The new statement focuses instead on the Minnan culture and ancestry of people who settled in Taiwan from the 17th century. These groups came mostly from Zhangzhou and Quanzhou in Fujian with successive imperial regimes: the Dutch in the mid-17th century, then the exiled Ming loyalist kingdom of Koxinga and then the Qing empire. The Qing never had full control over Taiwan, and in 1895 ceded the whole island to Japan under the Treaty of Shimonseki. In the Japanese period, among many social and economic changes, Minnan cultural identities articulated into political and cultural movements for self-determination in the name of a singular Taiwanese identity.
The Republic of China, founded in 1912 under the Chinese Nationalists, or Kuomingtang (KMT), took over Taiwan in 1945 from Japan in the first attempt at national unification. This led to the anti–Chinese Nationalist uprising of 1947, crushed by Nationalist forces, followed by the arrival of the national government of the ROC and the flight of more than one million refugees from the advancing communists in 1949.

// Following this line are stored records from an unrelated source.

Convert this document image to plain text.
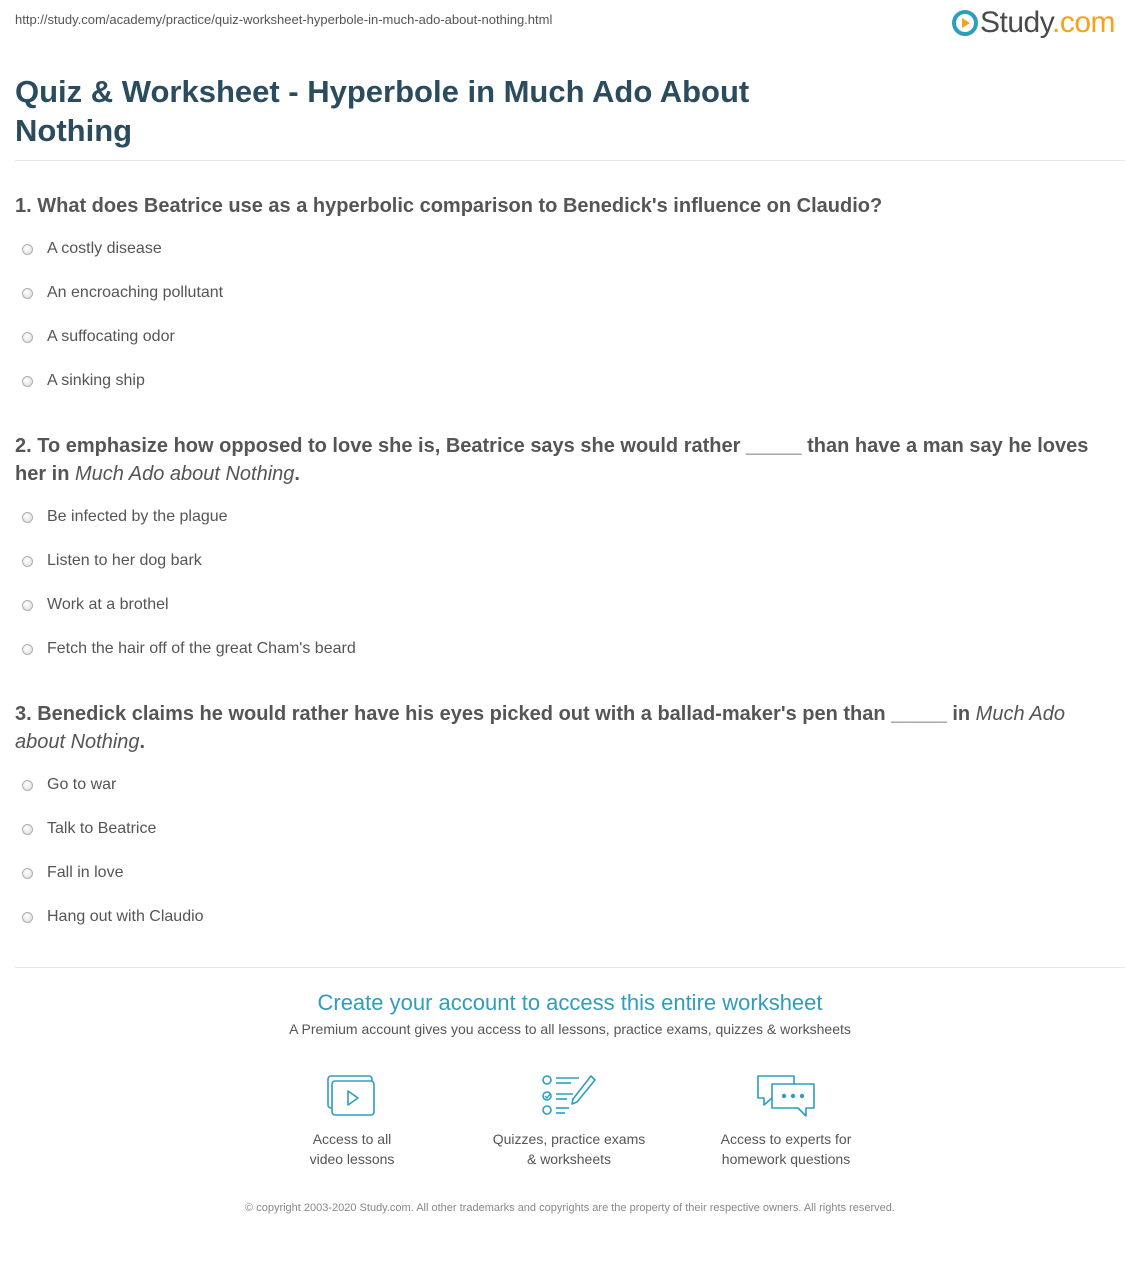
http://study.com/academy/practice/quiz-worksheet-hyperbole-in-much-ado-about-nothing.html	Study.com
Quiz & Worksheet - Hyperbole in Much Ado About Nothing
1. What does Beatrice use as a hyperbolic comparison to Benedick's influence on Claudio?
A costly disease
An encroaching pollutant
A suffocating odor
A sinking ship
2. To emphasize how opposed to love she is, Beatrice says she would rather _____ than have a man say he loves her in Much Ado about Nothing.
Be infected by the plague
Listen to her dog bark
Work at a brothel
Fetch the hair off of the great Cham's beard
3. Benedick claims he would rather have his eyes picked out with a ballad-maker's pen than _____ in Much Ado about Nothing.
Go to war
Talk to Beatrice
Fall in love
Hang out with Claudio
Create your account to access this entire worksheet
A Premium account gives you access to all lessons, practice exams, quizzes & worksheets
Access to all
video lessons
Quizzes, practice exams
& worksheets
Access to experts for
homework questions
© copyright 2003-2020 Study.com. All other trademarks and copyrights are the property of their respective owners. All rights reserved.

The establishment of the ROC created schisms in Taiwanese society between so-called mainlanders and the majority Taiwanese. Even though it’s no longer the febrile divide it once was, it can still be expressed in a north–south sentiment and in class identities. In the democracy era at the national level it is represented very approximately in the political bases of the Democratic Progressive Party (DPP) and the KMT.
Beijing has long considered party-to-party relations between the CCP and KMT as the only instrument of cross-strait dialogue; it has refused to engage with, or really even comprehend, Taiwan’s DPP government. Therefore, it is noteworthy that this statement speaks to the DPP indirectly through the party’s constituency.
But it does so in Beijing’s typically reductive and instrumental way and its policy measures are unlikely to mobilise authentic sentiment in Taiwan or Fujian. The questions of history, reconciliation and identity have been at the centre of Taiwan’s public life for decades. It is now 30 years since the newspaper United Daily News sent three well-known writers, Wang Hao-wei, Jian Zhen and Jiliang Hou, to Quanzhou and Zhangzhou to visit their lineage temple halls and record their experiences. They returned not with any commitment to the goals of the CCP but with thoughtful and varied reflections on ancestry, identity and the meaning of home.
Officially, Taiwan’s Mainland Affairs Council dismissed the statement as ‘wishful thinking’ and in the week of its release, the People’s Liberation Army escalated its military activity around Taiwan, with 68 aircraft deployed at one point.
Ultimately, the statement shows that Taiwan policy work in Beijing consumes significant government resources and carries enormous political weight but is simultaneously constrained by the CCP’s ideological fixations. It matters that a statement comes from the very top of the PRC system that adjusts the boundaries of policy, but equally that it is a fractional shift beset by contradictory actions from other parts of the system. It goes nowhere near to addressing, or even understanding, Taiwan’s social and political reality and what would actually be required to achieve Beijing’s goals without tipping the region into a permanent crisis.
For Australia, continuing peace in the Taiwan Strait is a fundamental national interest, but Canberra has no means to effect any change to Beijing’s Taiwan policy. This is a very challenging foreign policy problem, but Australia but it can deepen its own Taiwan policy work to deliver more calibrated and agile responses to Beijing and communicate its interests from a more grounded and informed position.